Answer by Bunny83 · Jun 14, 2017 at 11:47 AM
That's not possible. An assembly (DLL) can only access other assemblies which have to be compiled before in order to be referenced during compilation. All your script files get compiled by Unity into a single assembly (with some exceptions, see below). Any compiled assembly you put into your project will automatically be referenced when Unity compiles your scripts in your project. Therefore the scripts can use / access everything that has been defined in those assemblies.
However since your custom assembly needs to be compiled ahead of time, there's no way for it to access any of the classes you may define in your scripts.

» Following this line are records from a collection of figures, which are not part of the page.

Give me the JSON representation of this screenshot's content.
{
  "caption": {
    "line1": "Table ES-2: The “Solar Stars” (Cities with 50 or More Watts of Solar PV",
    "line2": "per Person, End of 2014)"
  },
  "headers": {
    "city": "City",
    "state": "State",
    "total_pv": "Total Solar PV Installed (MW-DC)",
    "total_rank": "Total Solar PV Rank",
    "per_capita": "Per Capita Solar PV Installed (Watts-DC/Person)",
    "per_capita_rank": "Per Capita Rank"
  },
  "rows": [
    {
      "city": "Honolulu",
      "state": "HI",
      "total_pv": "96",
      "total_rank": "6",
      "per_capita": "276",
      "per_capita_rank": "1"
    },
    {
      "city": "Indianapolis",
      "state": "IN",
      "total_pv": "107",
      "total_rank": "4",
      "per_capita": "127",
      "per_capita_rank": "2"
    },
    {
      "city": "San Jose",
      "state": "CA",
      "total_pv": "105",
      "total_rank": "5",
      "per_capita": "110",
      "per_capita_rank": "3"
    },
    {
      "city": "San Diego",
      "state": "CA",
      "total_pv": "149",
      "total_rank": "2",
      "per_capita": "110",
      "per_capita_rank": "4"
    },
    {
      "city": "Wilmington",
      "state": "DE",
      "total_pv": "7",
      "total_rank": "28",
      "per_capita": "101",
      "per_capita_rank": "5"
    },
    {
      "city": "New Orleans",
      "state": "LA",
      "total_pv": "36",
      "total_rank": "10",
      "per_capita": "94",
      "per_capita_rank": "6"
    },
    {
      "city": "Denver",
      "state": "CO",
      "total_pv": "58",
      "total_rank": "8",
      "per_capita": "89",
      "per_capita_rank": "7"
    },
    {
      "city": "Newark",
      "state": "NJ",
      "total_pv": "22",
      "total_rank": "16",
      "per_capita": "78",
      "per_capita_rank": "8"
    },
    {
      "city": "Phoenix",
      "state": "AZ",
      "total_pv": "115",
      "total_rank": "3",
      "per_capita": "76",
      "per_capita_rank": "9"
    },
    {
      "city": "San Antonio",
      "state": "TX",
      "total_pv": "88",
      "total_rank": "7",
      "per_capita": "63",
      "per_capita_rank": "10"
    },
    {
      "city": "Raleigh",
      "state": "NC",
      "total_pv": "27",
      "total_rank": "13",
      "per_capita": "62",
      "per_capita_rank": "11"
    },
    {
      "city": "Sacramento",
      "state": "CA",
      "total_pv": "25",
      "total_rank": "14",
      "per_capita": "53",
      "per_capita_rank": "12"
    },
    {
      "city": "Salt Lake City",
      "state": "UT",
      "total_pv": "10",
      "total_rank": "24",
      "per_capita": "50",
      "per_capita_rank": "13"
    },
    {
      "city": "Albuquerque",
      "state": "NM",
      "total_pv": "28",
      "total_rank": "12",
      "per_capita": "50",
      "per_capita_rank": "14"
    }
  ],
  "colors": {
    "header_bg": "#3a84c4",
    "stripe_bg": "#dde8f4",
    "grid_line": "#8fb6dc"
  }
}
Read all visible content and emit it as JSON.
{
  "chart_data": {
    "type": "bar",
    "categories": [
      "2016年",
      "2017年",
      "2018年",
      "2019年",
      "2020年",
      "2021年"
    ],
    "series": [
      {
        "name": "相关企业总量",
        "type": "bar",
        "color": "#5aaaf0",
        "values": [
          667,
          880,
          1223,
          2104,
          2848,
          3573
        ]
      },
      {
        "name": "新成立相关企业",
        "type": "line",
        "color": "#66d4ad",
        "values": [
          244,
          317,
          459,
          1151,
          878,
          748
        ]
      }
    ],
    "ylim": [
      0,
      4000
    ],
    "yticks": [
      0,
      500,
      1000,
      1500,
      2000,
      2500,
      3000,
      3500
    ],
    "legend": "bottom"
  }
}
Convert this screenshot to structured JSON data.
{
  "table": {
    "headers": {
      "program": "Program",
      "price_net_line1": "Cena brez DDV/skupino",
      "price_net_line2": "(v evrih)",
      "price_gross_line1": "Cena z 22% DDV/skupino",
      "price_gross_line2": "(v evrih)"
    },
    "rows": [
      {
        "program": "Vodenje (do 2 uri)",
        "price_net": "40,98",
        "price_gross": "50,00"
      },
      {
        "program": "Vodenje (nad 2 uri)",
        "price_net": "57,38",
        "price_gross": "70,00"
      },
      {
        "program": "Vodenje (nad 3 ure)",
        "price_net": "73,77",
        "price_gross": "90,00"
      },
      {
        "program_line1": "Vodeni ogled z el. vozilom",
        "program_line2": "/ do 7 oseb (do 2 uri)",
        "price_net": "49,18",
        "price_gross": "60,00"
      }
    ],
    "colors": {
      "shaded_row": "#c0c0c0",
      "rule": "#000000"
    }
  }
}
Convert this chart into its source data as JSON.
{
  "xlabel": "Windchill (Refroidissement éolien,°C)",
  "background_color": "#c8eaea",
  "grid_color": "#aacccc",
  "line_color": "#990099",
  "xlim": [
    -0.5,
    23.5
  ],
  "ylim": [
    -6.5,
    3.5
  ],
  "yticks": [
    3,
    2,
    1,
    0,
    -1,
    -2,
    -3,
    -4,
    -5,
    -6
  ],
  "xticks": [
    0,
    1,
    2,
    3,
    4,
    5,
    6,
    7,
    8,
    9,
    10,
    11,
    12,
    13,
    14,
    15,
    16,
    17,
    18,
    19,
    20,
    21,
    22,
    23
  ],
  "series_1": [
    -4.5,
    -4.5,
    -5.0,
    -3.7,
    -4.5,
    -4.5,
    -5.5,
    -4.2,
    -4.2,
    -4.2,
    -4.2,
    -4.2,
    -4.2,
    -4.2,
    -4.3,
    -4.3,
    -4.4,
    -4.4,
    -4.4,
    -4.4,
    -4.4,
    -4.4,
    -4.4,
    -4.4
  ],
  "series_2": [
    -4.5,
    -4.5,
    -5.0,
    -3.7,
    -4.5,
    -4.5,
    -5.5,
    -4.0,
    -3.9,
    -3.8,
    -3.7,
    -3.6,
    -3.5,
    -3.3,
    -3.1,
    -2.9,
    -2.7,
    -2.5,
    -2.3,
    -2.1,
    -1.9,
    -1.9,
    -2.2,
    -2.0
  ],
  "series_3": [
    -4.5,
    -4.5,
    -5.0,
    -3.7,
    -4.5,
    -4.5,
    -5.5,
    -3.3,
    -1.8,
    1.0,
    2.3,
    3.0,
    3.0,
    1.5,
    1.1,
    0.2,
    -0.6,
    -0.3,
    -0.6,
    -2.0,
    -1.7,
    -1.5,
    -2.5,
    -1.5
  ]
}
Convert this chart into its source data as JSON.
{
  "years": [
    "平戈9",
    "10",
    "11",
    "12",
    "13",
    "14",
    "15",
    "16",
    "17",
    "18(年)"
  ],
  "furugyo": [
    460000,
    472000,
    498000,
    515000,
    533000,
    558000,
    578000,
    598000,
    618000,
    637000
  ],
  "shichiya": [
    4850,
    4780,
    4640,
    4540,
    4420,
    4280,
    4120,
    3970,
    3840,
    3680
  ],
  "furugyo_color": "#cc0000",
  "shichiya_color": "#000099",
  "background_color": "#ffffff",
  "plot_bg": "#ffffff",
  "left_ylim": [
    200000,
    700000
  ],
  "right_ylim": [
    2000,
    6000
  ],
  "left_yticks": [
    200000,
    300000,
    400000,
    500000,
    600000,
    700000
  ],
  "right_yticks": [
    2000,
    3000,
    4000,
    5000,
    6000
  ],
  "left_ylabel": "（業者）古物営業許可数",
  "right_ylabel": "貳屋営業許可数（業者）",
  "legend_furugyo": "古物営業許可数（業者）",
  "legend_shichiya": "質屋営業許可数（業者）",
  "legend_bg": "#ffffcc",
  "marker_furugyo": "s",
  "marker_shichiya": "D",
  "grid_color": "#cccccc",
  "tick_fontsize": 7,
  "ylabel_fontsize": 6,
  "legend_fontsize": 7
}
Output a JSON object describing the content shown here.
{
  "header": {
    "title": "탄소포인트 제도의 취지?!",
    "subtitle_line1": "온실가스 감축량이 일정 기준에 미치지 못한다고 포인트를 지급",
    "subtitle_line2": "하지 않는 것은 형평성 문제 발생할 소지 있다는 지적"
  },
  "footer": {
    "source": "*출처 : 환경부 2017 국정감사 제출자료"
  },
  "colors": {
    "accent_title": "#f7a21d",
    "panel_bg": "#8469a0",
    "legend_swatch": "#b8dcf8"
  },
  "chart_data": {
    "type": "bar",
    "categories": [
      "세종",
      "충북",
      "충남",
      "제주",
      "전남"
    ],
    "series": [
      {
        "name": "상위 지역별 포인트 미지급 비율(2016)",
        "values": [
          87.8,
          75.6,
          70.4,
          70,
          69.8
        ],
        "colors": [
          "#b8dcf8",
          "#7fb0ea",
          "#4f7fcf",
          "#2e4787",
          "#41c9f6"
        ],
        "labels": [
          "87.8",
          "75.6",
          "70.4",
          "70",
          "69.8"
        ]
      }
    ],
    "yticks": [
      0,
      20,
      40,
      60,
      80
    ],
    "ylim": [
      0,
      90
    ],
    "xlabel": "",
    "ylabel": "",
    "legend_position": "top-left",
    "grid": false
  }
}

A common way is to provide an interface definition which you compile into a seperate "shared" assembly.
Example:
// inside your common assembly
public interface IPlayer
{
string GetName();
Vector3 GetPosition();
void MoveTo(Vector3 aTarget);
}
public interface IPlugin
{
void Initialize(IPlayer aPlayer);
}
Now your custom assembly can define a class that implements the IPlugin interface. From your game code you can search for all classes that implement that interface, create an instance / attach it to a gameobject and call intitialize on it. That way you can pass the plugin a reference to an IPlayer. Your Player script would implement the IPlayer interface and provide the information that the plugin needs.
The common assembly need to be referenced by your plugin project and need to be copied into your Unity project.
Note that you have to define an interface for everything that your custom DLL should be able to reference. This is commonly known as a "plugin interface". The actual game / Unity project doesn't need to know anything about the plugin. All it knows is how to create an instance of the interface class which is defined in the plugin. At the same time the interface is providing an abstract access to common things in your project which the plugin can use.
That's what I thought. I already did a "plugin interface" but it's to much of a pain.
I was hoping unity would target something higher than .NET 3.5 soon, then maybe I could use better reflection or linq with dynamic, but I am just stuck with what I got. Thanks for the input!